基于 CASA 模型的长江口崇明东滩湿地植被净初级生产力与固碳潜力

Wetland ecosystems have strong carbon storage and sequestration abilities, playing an important role in global carbon cycle. To understand the carbon sequestration capacity of salt marsh wetlands, we estimated net primary productivity based on field investigation and remote sensing in a typical tidal creek system in the southern Chongming Dongtan Wetland. The carbon sequestration potential of salt marsh wetlands under environmental change was also estimated. The results showed that net primary productivity of halophytes exhibited significant temporal and spatial variations. The temporal variations were mainly reflected in the inter-annual differences and seasonal differences. The total net primary productivity of salt marsh in 2013 and 2017 was 245.70 and 257.75 t C·a^-1, respectively, showing a slight increase. The net primary productivity in summer (97.70±69.31 g C m^-2·month^-1) was significantly higher than that in other seasons (P<0.05). At the spatial scale, net primary productivity decreased with elevation and Phragmites australis cohorts (1079.64±168.34 g C m^-2·a^-1) had significantly higher net primary productivity than other cover types (P<0.05). In 2017-2018, the carbon sequestration capacity of salt marshes in the study area was lower than the average level of carbon sequestration capacity of terrestrial vegetation in the same area.
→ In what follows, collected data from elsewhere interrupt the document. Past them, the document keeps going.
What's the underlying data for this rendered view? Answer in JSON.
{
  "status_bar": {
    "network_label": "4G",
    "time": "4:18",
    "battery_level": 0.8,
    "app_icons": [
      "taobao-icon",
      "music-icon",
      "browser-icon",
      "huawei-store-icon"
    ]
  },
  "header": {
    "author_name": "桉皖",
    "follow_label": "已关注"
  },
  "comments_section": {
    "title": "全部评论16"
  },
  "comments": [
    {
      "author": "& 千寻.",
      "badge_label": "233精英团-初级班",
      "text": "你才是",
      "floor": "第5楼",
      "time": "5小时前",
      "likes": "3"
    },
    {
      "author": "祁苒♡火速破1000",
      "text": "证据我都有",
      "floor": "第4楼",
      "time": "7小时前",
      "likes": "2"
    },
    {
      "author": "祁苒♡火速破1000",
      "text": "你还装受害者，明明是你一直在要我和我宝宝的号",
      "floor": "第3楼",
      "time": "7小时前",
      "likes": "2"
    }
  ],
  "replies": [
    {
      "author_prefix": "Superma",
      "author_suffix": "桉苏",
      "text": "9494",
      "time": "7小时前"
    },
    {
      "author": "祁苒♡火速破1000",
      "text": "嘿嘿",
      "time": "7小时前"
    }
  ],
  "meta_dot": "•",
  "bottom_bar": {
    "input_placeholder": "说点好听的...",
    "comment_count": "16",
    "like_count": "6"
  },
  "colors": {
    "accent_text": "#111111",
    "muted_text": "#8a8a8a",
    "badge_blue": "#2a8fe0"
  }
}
As the marsh matures gradually, carbon sequestration capacity can be further improved. Under the background of sea level rise, the positive succession of salt marsh vegetation compensates for the organic carbon loss caused by the erosion of salt marsh edge. The total carbon sequestration potential increased by 130.24-250.12 t·a^-1. The continuous rise of global temperature and the changes of estuarine environment, such as sea level rise, shoreline erosion, vegetation succession and human disturbance, increase the uncertainty of salt marsh carbon sequestration ability. Prediction of its contribution to carbon cycle will provide scientific support for carbon sequestration and increasing carbon sinks.